元外国籍が理由の入会拒否に許容の判決 2023年04月25日
2022年5月に岐阜の愛岐カントリークラブへの入会を断られた40代男性が、元韓国籍の出自を理由に断られ精神的損害を被ったと慰謝料を求めた訴訟で、2023年4月19日違法性は認められないと原告の請求は棄却された。
男性は3世の在日韓国人だったが日本国籍を取得し入会を申し込んだが、元外国籍の枠が空かないことから「残念ながら今回はご希望に沿えません」と拒否された。男性側は出自を理由とした不当な差別を主張し慰謝料を求めていた。
毎日新聞では判決文から、クラブ側の「元外国籍であることが入会拒否の唯一の理由ではない」という主張を退け、入会拒否は元外国籍であることが理由だと認めたと引用。一方クラブは「会員同士の人的つながりが強い閉鎖的かつ私的な団体」だと指摘、「平等の権利への侵害の程度は憲法の趣旨に照らし、社会的に許容しうる限界をこえるとは認められない」との判決理由を報じた。

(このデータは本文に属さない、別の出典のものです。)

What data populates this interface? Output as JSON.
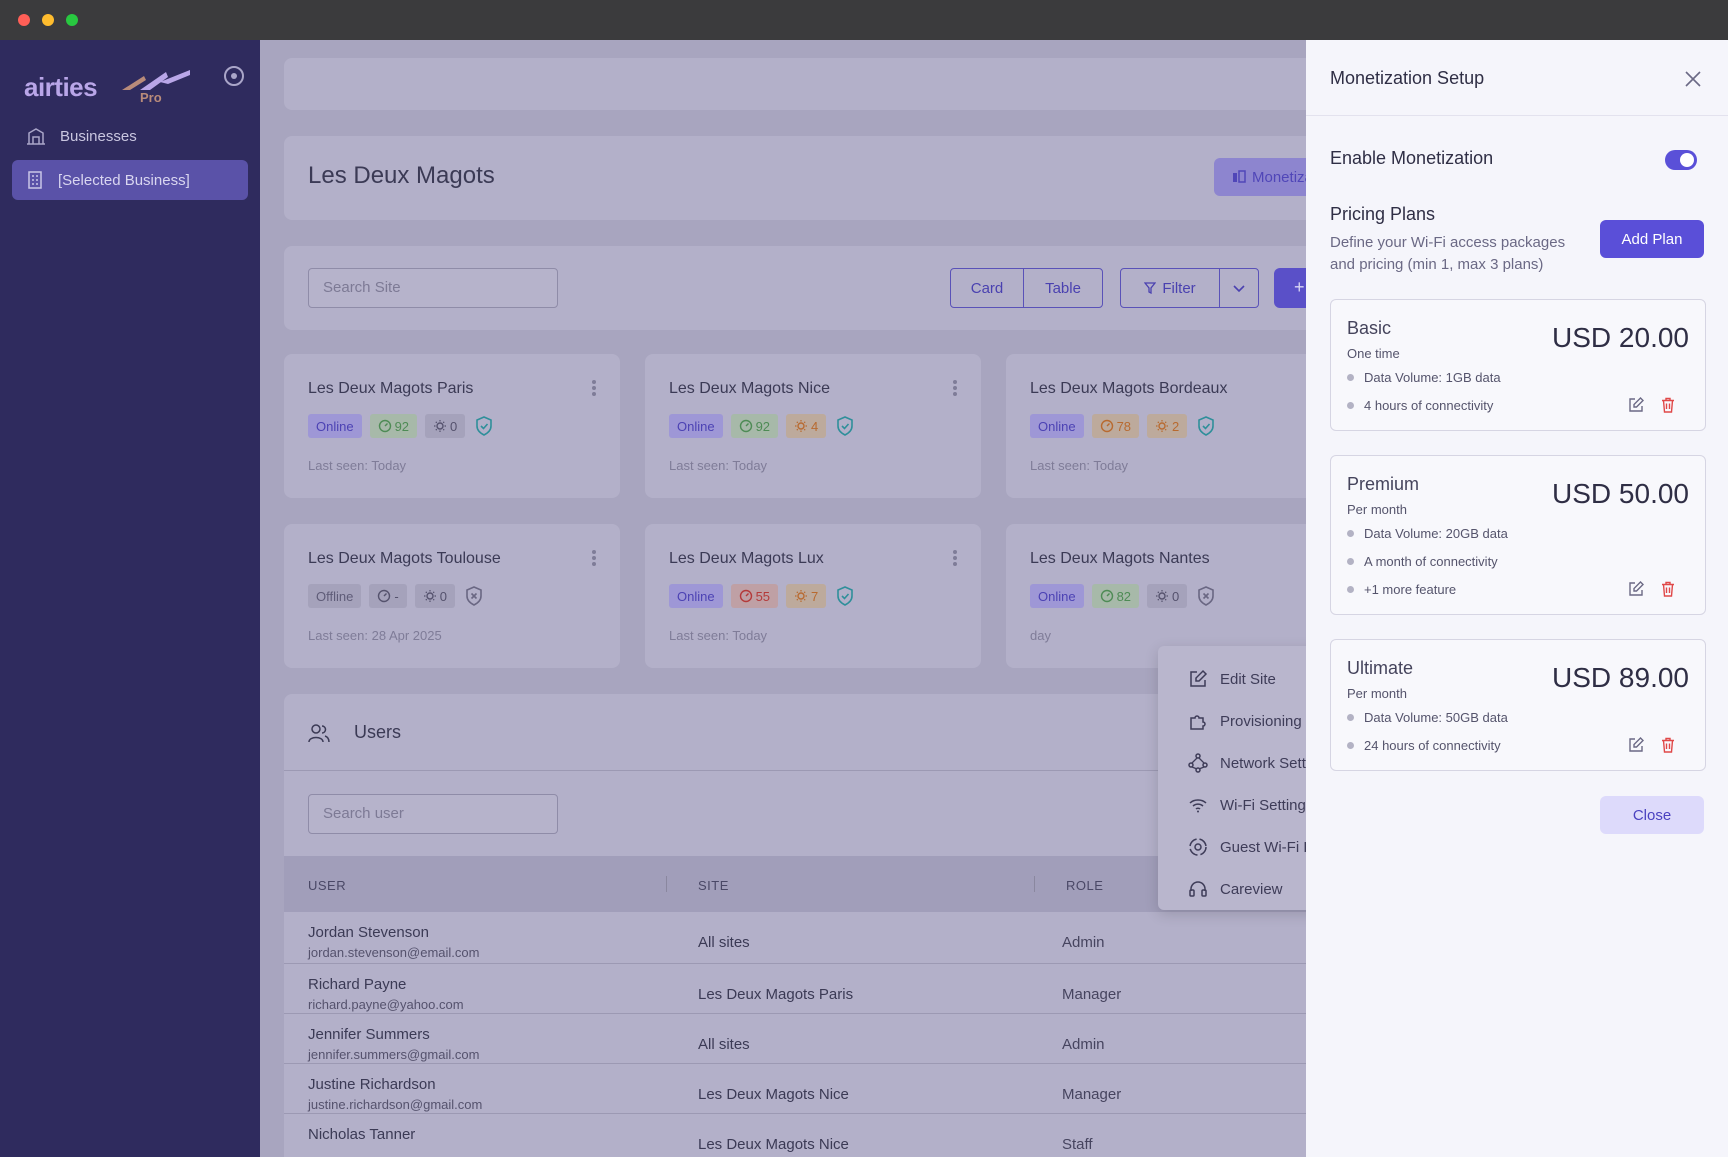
{
  "sidebar": {
    "logo_text": "airties",
    "logo_pro": "Pro",
    "items": [
      {
        "label": "Businesses"
      },
      {
        "label": "[Selected Business]"
      }
    ]
  },
  "header": {
    "title": "Les Deux Magots",
    "monetization_label": "Monetizati"
  },
  "toolbar": {
    "search_placeholder": "Search Site",
    "view_card": "Card",
    "view_table": "Table",
    "filter_label": "Filter",
    "add_label": "+"
  },
  "sites": [
    {
      "name": "Les Deux Magots Paris",
      "status": "Online",
      "score": "92",
      "score_tone": "green",
      "alerts": "0",
      "alert_tone": "grey",
      "shield": "ok",
      "last_seen": "Last seen: Today"
    },
    {
      "name": "Les Deux Magots Nice",
      "status": "Online",
      "score": "92",
      "score_tone": "green",
      "alerts": "4",
      "alert_tone": "orange",
      "shield": "ok",
      "last_seen": "Last seen: Today"
    },
    {
      "name": "Les Deux Magots Bordeaux",
      "status": "Online",
      "score": "78",
      "score_tone": "orange",
      "alerts": "2",
      "alert_tone": "orange",
      "shield": "ok",
      "last_seen": "Last seen: Today"
    },
    {
      "name": "Les Deux Magots Toulouse",
      "status": "Offline",
      "score": "-",
      "score_tone": "grey",
      "alerts": "0",
      "alert_tone": "grey",
      "shield": "bad",
      "last_seen": "Last seen: 28 Apr 2025"
    },
    {
      "name": "Les Deux Magots Lux",
      "status": "Online",
      "score": "55",
      "score_tone": "red",
      "alerts": "7",
      "alert_tone": "orange",
      "shield": "ok",
      "last_seen": "Last seen: Today"
    },
    {
      "name": "Les Deux Magots Nantes",
      "status": "Online",
      "score": "82",
      "score_tone": "green",
      "alerts": "0",
      "alert_tone": "grey",
      "shield": "bad",
      "last_seen": "day"
    }
  ],
  "context_menu": {
    "items": [
      {
        "label": "Edit Site"
      },
      {
        "label": "Provisioning"
      },
      {
        "label": "Network Settings"
      },
      {
        "label": "Wi-Fi Settings"
      },
      {
        "label": "Guest Wi-Fi Portal"
      },
      {
        "label": "Careview"
      }
    ]
  },
  "users": {
    "title": "Users",
    "search_placeholder": "Search user",
    "columns": [
      "USER",
      "SITE",
      "ROLE"
    ],
    "rows": [
      {
        "name": "Jordan Stevenson",
        "email": "jordan.stevenson@email.com",
        "site": "All sites",
        "role": "Admin"
      },
      {
        "name": "Richard Payne",
        "email": "richard.payne@yahoo.com",
        "site": "Les Deux Magots Paris",
        "role": "Manager"
      },
      {
        "name": "Jennifer Summers",
        "email": "jennifer.summers@gmail.com",
        "site": "All sites",
        "role": "Admin"
      },
      {
        "name": "Justine Richardson",
        "email": "justine.richardson@gmail.com",
        "site": "Les Deux Magots Nice",
        "role": "Manager"
      },
      {
        "name": "Nicholas Tanner",
        "email": "",
        "site": "Les Deux Magots Nice",
        "role": "Staff"
      }
    ]
  },
  "drawer": {
    "title": "Monetization Setup",
    "enable_label": "Enable Monetization",
    "enabled": true,
    "plans_title": "Pricing Plans",
    "plans_desc": "Define your Wi-Fi access packages and pricing (min 1, max 3 plans)",
    "add_plan_label": "Add Plan",
    "plans": [
      {
        "name": "Basic",
        "period": "One time",
        "price": "USD 20.00",
        "features": [
          "Data Volume: 1GB data",
          "4 hours of connectivity"
        ]
      },
      {
        "name": "Premium",
        "period": "Per month",
        "price": "USD 50.00",
        "features": [
          "Data Volume: 20GB data",
          "A month of connectivity",
          "+1 more feature"
        ]
      },
      {
        "name": "Ultimate",
        "period": "Per month",
        "price": "USD 89.00",
        "features": [
          "Data Volume: 50GB data",
          "24 hours of connectivity"
        ]
      }
    ],
    "close_label": "Close"
  },
  "colors": {
    "accent": "#5a4fd8",
    "sidebar": "#2f2b5e",
    "danger": "#e04848"
  }
}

中日新聞は判決文から、「会員による自主的運営が行われている閉鎖的かつ私的な団体」、「入会を認めるかの決定は理事会の裁量に委ねられている」と掲載。「憲法の規定に照らして社会的に許容しうる限度を超えるものとまでは認められない」との判決理由を掲載。また男性側代理人弁護士はの「人種差別撤廃条約に照らし違法行為とした三重県弁護士会の考えと逆の判断が下って非常に残念。日本国籍取得者の入会拒否は私的自治の許される範囲でない」とのコメントも紹介。
男性側は判決不服として控訴する方針。
2002年7月に千葉県のクラブの入会拒否判決で最高裁は、私的な団体は結社の自由から国籍制限も可とし、国籍による入会拒否は許容範囲との判断を下している。